Contributed by Victoria Hess — Nov. 2010
Oy vey! It can be very difficult to transcribe family lore when there are so many people who know about it, and they don’t always agree! In this case, I spoke 15 years ago with Gaby Grunebaum about her experience with her children in Nazi Germany. This is her story.
But that discussion was very brief, so last week, I was directed to her grandchild, Vicki Koppel, who was very close to Gaby. After making adjustments to my early draft, Vicki directed me to her Uncle Michael (my second cousin), one of the principles in this story, who modified it further. Some of this mess is untangled, but some of it isn’t. Enjoy!
About 15 years ago, I had dinner with Gaby Grunebaum, the wife of my first cousin once removed Erich. Over the course of dinner, she told amazing stories of her final years in Hamburg: stories which I wish I had recorded. One of the most touching was of how she sent her children to Switzerland to be looked after by strangers, as the Nazi influence became more and more accentuated in the years leading up to WW II.
From the time Hitler assumed power in 1933, through Kristallnacht in 1938, life in Germany changed dramatically for all, but especially for the Jews of the country. During those years, Gaby and her husband, Erich Grunebaum, bore two children: Ernest Michael Grunebaum, born Dec. 1934, and Eva Irene Grunebaum Koppel, born Sept. 1937. The story that Gaby told us was brief: that she took each of these children to Switzerland not long after their births, leaving them with Swiss nannies to be kept safe in that neutral country.

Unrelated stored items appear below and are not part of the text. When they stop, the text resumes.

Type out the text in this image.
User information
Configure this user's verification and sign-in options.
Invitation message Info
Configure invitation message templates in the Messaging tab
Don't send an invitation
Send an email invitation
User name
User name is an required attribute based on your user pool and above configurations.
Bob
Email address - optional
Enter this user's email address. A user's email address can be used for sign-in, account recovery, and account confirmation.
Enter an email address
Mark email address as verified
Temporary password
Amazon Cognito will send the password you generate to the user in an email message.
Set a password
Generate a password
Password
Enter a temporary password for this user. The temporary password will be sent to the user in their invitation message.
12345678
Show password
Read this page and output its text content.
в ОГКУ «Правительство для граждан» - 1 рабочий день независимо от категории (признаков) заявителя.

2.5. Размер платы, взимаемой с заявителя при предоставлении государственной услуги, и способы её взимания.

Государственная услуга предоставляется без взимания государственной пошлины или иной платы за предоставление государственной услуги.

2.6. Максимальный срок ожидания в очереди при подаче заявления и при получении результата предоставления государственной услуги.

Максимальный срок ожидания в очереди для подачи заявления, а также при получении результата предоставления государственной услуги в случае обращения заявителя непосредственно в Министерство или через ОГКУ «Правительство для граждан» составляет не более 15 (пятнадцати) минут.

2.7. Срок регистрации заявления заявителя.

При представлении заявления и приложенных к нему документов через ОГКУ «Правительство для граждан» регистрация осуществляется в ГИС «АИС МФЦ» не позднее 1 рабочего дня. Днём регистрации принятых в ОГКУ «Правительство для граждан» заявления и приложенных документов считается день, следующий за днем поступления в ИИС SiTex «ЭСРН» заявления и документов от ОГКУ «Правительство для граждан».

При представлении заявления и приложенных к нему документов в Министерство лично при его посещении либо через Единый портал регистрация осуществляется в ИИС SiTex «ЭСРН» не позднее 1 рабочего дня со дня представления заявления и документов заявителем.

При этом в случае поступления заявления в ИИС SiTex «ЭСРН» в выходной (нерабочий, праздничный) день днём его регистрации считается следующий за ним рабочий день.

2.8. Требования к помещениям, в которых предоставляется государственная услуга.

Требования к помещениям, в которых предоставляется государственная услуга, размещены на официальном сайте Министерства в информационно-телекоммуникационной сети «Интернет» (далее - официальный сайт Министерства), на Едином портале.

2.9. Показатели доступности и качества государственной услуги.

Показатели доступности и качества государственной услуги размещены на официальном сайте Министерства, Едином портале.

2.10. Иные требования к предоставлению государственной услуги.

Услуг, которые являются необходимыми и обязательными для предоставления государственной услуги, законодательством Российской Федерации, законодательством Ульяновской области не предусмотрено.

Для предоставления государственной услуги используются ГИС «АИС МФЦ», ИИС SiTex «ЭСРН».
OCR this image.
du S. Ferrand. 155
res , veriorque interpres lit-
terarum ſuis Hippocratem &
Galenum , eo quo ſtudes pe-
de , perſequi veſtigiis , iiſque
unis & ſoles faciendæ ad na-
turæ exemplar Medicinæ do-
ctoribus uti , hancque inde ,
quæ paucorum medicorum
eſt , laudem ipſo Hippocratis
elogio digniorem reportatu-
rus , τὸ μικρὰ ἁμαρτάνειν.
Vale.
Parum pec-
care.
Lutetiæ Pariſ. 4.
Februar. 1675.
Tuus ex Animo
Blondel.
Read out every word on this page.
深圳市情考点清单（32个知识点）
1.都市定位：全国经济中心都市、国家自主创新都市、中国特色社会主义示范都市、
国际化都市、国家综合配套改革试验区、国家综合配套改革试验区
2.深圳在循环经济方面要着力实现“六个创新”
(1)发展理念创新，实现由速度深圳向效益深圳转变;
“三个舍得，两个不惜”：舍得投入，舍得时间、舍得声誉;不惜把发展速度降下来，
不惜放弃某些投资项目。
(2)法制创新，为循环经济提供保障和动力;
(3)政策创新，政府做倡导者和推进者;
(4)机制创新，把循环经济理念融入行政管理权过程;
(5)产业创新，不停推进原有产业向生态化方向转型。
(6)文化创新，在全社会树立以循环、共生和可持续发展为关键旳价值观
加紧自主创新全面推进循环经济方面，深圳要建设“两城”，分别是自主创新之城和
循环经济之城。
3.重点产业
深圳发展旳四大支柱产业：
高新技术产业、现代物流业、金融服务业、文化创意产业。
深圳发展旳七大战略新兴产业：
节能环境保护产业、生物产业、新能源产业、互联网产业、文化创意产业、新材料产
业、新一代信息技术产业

Irene & Michael’s Ancestors
Recently, I had a chance to speak with Victoria (Vicki) Koppel, Gaby’s granddaughter, who clarified the story for me. It is mostly correct, but there is more.
Neither Michael not Irene were actually born in Germany. Knowing that things were going badly for Jews in Germany, Gaby and Erich had decided that their children should be born in Britain, so they would have British, not German, passports. Two months before each child was due, Gaby traveled to London for her confinement with a nurse to assist her with her infant. After recuperating, she returned to Hamburg with her child.
When Michael was born (1934) , things were still not very difficult for the Hirschlands of Germany. In fact, until they fled years later, the elders of the Hirschlands, at least, felt their connections through the Simon Hirschland Bank made them safe. Gaby’s husband managed the Hamburg Branch. I recall being told as a child that Franz Hirschland of Harrison, NY, my grandfather, began warning his siblings and their children to leave Germany many years before they finally did.
The stories begins to differ a little here. Vicki told me, confirming the brief discussion I was with Gaby 15 years ago, that about 1.5 years after Michael’s birth, in 1936, Erich urged his wife to leave Germany without him, so that she and their son would be safe. Gaby, being the feisty young woman she was, refused. Instead she took a train ride with young Michael to Basel, which was right on the Swiss-German border, and shared a train station on both sides. She literally got off the train in Germany, and walked under the tracks to Switzerland, where she was met by a nun from a Swiss convent that ran a summer camp for children, and during the years proceeding war took in children to keep them safe for the duration. She handed her son off to a nun, and didn’t see him again until 1938.
Michael’s recollection of what he was told about his history is that he had rickets, and was sent to Switzerland with a nurse, who delivered him to a children’s home there. It was felt that Switzerland would be better for his medical condition. He denies that his mother delivered him, or later his sister, but that in both cases the children were handed over to nurses in Hamburg to be taken to Switzerland. Michael doesn’t remember much of his time in Switzerland: he was very young. But he remembers having his first soft boiled egg there, and he remembers also that there was some discrimination at the children’s home. Some of the children there were Swiss, and others were not. The German children were definitely treated differently.
Of course, being home with her husband, Gaby became pregnant again, and again went to London to birth her daughter Irene, in September 1937. She returned to Hamburg, and the family tried to flee Germany not long after, infant on her lap. After their passports were confiscated by German officials, Gaby again made the trip towards Basel to hand her daughter (Vicki’s mother) off to safety under the train tracks at the border.
Fortunately, Gaby did not have to wait the duration of the war to be with her children again. After successfully escaping Hamburg in 1938, she met up with the children in London, and began a long and difficult journey that got them finally settled seven years later in the United States. Michael said each child was brought to England by different family members: Irene came over with his material grandparents, who had taken up residence in Switzerland, and Michael was brought over by Margot Hirschland Panofsky and her husband Alfred, Elsbeth Hirschland’s brother.
Little Irene had only been separated from her mother for months. Gaby used to say that “it gave Irene a ‘gypsy spirit, adaptable anywhere,’ but that is certainly only the upside of the equation,” according to Vicki. But Vicki told me that her uncle was about four when the family was reunited, and greeted his parents in London by saying: “How nice that we meet again” while sticking out his hand to be shaken like a well-raised German boy. Apparently this separation affected Michael for some time.